Bufera sul direttore di Accam, Sel: “Condannato per danno erariale”

La Corte dei Conti ha inflitto la pena del risarcimento di 130 mila euro per la vicenda della bonifica del sito chimico Stoppani di Cogoleto (Ge). Il presidente di Accam non commenta, la sinistra va all'attacco

L’attuale direttore generale di Accam Gianfranco Polleri è stato condannato a risarcire lo Stato per 130 mila euro dalla Corte dei Conti per la bonifica (non fatta o fatta solo in parte, ndr) del sito chimico Stoppani di Cogoleto, in provincia di Genova. I giudici hanno dimezzato il risarcimento che, in primo grado, era stato stabilito in 260 mila euro e riguarda il piano da 20 miliardi di vecchie lire varato da Regione Liguria a fine anni ’90 per rendere nuovamente utilizzabili le aree inquinate da cromo esavalente. Polleri, all’epoca, era l’incaricato della Regione che avrebbe dovuto vigilare sulla messa in opera del piano, eseguito solo in parte. Polleri era ricorso in appello contro la prima condanna di risarcimento dopo essere stato assolto in sede penale (per insufficienza di prove). Ne dà notizia il quotidiano ligure "Il Secolo XIX" nell’edizione di ieri, giovedì. 

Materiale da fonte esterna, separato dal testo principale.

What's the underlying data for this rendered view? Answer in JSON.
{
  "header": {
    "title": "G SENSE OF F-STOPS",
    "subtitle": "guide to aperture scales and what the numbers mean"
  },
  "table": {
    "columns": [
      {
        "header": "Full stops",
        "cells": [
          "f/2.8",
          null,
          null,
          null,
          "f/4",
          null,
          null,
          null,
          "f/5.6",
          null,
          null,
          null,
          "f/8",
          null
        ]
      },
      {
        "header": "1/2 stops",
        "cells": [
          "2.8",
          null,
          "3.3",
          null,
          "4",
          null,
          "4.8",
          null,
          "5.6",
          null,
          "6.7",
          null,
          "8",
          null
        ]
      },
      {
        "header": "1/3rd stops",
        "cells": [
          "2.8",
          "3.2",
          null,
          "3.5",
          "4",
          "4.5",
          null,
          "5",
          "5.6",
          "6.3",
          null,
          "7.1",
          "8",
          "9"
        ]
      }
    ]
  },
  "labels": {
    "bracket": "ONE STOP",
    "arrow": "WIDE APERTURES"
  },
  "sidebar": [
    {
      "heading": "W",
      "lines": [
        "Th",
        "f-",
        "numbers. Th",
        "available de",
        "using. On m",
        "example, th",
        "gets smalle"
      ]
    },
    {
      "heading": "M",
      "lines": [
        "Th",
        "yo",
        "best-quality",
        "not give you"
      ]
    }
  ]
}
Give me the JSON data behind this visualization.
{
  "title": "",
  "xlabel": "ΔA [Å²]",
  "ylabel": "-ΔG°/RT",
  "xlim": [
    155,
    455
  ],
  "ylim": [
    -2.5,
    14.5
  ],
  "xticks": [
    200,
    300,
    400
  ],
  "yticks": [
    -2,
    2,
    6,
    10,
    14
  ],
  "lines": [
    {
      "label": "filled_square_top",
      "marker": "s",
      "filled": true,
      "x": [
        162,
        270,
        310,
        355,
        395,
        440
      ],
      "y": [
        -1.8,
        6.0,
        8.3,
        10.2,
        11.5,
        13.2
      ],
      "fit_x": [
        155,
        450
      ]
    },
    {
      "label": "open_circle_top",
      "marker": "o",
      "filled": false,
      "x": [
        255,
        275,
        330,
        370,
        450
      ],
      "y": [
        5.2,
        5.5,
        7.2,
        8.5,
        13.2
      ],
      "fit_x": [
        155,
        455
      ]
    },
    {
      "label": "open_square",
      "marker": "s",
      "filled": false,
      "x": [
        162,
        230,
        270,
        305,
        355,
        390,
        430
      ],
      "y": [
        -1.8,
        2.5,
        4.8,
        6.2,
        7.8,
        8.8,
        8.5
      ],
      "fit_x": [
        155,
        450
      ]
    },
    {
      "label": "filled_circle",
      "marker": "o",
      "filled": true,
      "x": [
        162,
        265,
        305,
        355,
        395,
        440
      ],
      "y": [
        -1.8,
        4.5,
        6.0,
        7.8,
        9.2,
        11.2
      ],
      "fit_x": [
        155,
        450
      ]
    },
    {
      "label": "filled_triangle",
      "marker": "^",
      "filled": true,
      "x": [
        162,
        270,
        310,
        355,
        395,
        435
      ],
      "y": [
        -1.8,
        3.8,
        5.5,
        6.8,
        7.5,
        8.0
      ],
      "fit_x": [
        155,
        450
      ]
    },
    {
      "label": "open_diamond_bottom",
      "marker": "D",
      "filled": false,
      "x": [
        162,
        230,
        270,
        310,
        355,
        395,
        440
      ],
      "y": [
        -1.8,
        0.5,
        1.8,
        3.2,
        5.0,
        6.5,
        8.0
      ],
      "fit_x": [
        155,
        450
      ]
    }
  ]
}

La vicenda non è sfuggita a Sinistra Ecologia e Libertà che declina il fatto in chiave locale, nell’ambito della discussione sul futuro di Accam e dell’inceneritore di Borsano. Ecco quanto scrive in una nota la federazione varesina del partito a riguardo:

La condanna del Dr Polleri,direttore generale di Accam,da parte della Corte dei Conti apre un problema. In una fase delicata della vita del consorzio ,in un momento di scelte delicate tale condanna richiede una presa di posizione da parte della assemblea degli amministratori.
La richiesta di danno erariale della Corte dei Conti nei confronti del sig. Polleri per la somma di 130.000 euro a seguito di una consulenza ritenuta inadeguata,che l’attuale direttore generale di Accam ha effettuato a Genova nell’ambito del risanamento dell’area Stoppani non puo essere ignorata e rubricata a fatto privato. Tanto meno puo essere ignorata perchè avvenuta al di fuori delle sue attuali funzioni.
Sinistra Ecologia Liberta di Varese invita pertanto gli amministratori dei comuni facenti parte del consorzio ad esprimersi sulla situazione venutasi a creare.Le scelte sul futuro del consorzio dovranno avvenire nella massima serenità e chiarezza. La posizione del direttore generale a questo punto deve essere vagliata proprio per quel ruolo che ha avuto fino ad ora tale figura rappresentata dal signor Polleri nel dibattito sul futuro dell’ente.
Ci auguriamo una rapida presa di posizione per sgomberare ogni intralcio al dibattito per le scelte rigurdanti il futuro del consorzio.

Sentito da Varesenews si trincera dietro un "no comment" il presidente del Consiglio di Amministrazione di Accam Roberto Antonelli che, comunque, conferma di «essere stato informato a tempo debito dal direttore Polleri riguardo alla sua posizione nella vicenda».